Das FORUM mit einem Projektvolumen von 7,77 Mio € wird von Prof. Dr.-Ing. habil. J. Wilden, Institut für Werkzeugmaschinen und Fabrikbetrieb, Fachgebiet Füge- und Beschichtungstechnik, und Prof. Dr. rer. nat. W. Müller, Institut für Mechanik, Fachgebiet Kontinuumsmechanik und Materialtheorie, geleitet und verfolgt neben der Entwicklung und Optimierung bestehender Füge- und Beschichtungstechnologien und Werkstoffe vor allem die Unterstützung kleiner und mittlerer Unternehmen in der Region Berlin-Brandenburg bei allen hiermit verbundenen Fragen.

Füge- und Beschichtungstechniken sind Querschnittstechnologien und bilden den Schlüssel für die Herstellung von Produkten im Anlagen- und Apparatebau, im Energie- und Photovoltaikanlagenbau sowie in der Mikroelektronik, Mikrosystemtechnik und Medizintechnik. In Berlin sind mehr als 100, in Brandenburg mehr als 350 Unternehmen, für die Schweißtechnik zertifiziert; über 50 Unternehmen beschäftigen sich mit optischen Technologien, insbesondere der Lasermaterialbearbeitung durch Schweißen, Schneiden und Beschichten.
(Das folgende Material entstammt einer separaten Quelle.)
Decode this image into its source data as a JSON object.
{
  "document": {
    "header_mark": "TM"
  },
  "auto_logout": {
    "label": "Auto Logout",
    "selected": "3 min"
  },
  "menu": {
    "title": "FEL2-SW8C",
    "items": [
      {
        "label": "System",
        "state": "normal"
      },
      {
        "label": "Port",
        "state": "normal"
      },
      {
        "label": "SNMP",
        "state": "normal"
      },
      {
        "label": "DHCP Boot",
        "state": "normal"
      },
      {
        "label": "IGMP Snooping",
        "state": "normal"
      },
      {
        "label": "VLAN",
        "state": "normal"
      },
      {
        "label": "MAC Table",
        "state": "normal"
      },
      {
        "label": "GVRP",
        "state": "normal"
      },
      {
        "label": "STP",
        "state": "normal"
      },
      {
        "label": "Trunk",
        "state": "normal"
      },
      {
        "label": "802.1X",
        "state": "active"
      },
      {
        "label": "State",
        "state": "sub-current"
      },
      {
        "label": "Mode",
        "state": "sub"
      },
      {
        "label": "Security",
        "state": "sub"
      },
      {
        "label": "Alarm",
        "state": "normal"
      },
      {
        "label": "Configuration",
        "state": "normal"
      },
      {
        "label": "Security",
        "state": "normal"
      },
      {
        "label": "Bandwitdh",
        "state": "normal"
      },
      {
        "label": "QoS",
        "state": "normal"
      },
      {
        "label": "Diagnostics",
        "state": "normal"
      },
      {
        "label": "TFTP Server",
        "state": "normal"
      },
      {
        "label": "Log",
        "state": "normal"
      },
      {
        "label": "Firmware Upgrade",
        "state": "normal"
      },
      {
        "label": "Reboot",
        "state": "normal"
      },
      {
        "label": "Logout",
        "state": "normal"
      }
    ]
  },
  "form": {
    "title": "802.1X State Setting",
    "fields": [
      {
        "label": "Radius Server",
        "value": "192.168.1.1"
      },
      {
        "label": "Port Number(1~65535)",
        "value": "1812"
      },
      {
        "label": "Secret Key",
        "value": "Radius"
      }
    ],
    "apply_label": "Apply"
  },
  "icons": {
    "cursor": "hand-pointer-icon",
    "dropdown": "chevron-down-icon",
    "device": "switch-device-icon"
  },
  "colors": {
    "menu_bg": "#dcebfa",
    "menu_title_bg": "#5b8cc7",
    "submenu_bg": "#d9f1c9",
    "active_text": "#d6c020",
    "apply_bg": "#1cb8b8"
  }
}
Somit ist die Füge- und Beschichtungstechnik ein bedeutender Wirtschaftsfaktor für Berlin und die Region. Zur Stärkung und Sicherung der nationalen und internationalen Marktposition dieser Firmen und letztlich zur Sicherung und Schaffung neuer Arbeitsplätze in der Region besteht erheblicher Bedarf an der Einführung innovativer Technologien, mit denen z. B. bis zu 40% an Energie gespart oder die Prozessgeschwindigkeit mehr als verzehnfacht werden können.
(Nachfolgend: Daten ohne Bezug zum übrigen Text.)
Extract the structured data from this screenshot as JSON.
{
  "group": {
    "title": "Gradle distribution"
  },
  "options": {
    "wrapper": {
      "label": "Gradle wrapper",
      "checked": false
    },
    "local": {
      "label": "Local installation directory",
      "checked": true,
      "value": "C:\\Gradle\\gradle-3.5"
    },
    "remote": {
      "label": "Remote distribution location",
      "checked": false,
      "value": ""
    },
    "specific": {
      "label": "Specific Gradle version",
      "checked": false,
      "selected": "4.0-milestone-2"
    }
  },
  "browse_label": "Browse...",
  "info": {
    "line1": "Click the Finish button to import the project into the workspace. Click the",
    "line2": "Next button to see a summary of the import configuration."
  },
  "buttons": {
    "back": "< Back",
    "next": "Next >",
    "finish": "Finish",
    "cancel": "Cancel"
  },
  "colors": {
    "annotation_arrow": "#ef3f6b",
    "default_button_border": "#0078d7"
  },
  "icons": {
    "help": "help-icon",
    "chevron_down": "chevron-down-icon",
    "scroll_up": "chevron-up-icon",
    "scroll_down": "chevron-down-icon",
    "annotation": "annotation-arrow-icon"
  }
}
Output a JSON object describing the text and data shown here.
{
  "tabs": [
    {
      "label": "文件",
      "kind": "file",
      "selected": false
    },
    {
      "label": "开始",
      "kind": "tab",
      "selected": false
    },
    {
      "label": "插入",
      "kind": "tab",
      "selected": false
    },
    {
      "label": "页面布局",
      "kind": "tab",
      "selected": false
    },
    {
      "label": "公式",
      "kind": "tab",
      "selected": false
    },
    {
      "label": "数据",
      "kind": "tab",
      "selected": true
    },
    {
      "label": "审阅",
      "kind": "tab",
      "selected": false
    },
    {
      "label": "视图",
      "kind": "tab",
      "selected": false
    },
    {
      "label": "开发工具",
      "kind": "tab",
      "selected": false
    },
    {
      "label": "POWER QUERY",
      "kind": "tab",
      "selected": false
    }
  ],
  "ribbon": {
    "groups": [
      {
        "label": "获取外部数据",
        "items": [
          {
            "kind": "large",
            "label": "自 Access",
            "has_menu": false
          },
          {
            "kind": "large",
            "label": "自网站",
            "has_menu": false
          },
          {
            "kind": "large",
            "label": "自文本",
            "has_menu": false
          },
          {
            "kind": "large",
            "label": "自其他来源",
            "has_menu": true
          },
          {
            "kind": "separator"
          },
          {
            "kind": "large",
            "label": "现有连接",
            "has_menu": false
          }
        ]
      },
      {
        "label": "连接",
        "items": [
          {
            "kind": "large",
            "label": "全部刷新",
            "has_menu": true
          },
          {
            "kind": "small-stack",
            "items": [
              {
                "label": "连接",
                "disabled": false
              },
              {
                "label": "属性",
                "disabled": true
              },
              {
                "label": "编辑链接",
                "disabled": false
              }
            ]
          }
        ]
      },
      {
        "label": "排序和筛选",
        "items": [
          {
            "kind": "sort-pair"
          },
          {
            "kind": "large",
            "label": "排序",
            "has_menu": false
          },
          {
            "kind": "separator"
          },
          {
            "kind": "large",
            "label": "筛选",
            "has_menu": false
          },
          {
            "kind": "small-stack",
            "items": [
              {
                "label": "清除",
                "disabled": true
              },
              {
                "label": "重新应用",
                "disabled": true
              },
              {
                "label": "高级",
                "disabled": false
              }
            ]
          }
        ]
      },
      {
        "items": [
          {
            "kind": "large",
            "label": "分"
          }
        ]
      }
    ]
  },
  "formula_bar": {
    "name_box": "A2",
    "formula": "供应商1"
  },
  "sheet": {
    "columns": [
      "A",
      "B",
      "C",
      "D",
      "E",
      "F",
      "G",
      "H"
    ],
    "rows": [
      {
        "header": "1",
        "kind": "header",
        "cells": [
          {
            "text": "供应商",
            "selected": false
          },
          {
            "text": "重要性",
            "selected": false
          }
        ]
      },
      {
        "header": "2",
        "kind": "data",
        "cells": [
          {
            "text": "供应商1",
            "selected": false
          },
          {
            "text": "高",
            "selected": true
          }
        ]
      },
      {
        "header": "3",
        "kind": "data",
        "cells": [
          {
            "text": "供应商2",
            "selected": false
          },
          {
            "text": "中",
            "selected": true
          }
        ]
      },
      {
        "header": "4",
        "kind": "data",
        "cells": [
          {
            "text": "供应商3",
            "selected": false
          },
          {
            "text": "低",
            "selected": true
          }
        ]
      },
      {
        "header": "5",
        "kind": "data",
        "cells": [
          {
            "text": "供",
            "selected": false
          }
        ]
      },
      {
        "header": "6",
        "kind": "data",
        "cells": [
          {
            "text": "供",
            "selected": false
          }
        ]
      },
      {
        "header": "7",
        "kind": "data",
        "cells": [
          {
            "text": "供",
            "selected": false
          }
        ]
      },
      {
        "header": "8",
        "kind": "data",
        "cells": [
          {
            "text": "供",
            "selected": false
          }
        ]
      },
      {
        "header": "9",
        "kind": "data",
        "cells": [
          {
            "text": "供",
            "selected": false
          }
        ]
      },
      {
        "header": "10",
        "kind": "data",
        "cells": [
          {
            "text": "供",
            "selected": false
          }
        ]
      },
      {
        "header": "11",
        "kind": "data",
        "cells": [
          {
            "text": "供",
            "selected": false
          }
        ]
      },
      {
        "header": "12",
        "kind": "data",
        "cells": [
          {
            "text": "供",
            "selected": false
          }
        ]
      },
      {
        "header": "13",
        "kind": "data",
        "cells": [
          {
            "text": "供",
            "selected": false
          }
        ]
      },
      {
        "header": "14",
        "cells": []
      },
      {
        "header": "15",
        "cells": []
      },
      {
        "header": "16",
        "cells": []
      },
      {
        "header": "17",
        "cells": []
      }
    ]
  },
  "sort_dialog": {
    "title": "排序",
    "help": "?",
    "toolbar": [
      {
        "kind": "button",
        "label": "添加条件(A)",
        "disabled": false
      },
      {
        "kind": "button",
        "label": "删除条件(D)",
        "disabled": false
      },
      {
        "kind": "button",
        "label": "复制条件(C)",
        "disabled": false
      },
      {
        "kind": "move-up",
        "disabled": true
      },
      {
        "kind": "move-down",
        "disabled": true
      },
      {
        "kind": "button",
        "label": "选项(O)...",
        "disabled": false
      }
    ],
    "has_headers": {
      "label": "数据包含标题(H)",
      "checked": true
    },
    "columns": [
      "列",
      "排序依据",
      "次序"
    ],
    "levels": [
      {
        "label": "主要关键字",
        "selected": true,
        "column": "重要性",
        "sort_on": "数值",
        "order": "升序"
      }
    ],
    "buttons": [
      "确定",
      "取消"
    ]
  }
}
Um mittelständischen Firmen Zugang zu derartigen neuen, an der Schwelle zur industriellen Umsetzung stehenden Technologien zu ermöglichen beabsichtigen die beiden Fachgebiete, in enger Kooperation mit Industrie und Wirtschaft das Forschungs- und Anwendungszentrum für Füge- und Beschichtungstechnik aufzubauen, in dem praxisrelevante Fragestellungen bearbeitet werden. Zunächst wird ein Labor aufgebaut, in dem eine breite Palette industriell bereits etablierter und neuer innovativer Fügeverfahren (Laserstrahlquellen, Lichtbogenfügeverfahren) und Beschichtungsprozesse (Thermisches Spritzen, Auftragschweißen u.a.m.) genutzt werden können, ebenso wie anspruchsvolle Charakterisierungsmethoden zur Prozessführung und zu Schicht- und Verbindungseigenschaften. Das Labor bietet damit Unternehmen der Region die Möglichkeit, mit kompetenter fachlicher Unterstützung neue technologische Lösungen zu entwickeln und wissenschaftlich abzusichern, ohne hierfür risikobehaftete Investitionen tätigen zu müssen. In der geplanten Form fördert das Entwicklungs- und Anwendungszentrum den schnellen Technologietransfer von der Forschung in die industrielle Anwendung von kleinen und mittleren Unternehmen und verschafft der Region Berlin-Brandenburg bundesweit ein Alleinstellungsmerkmal.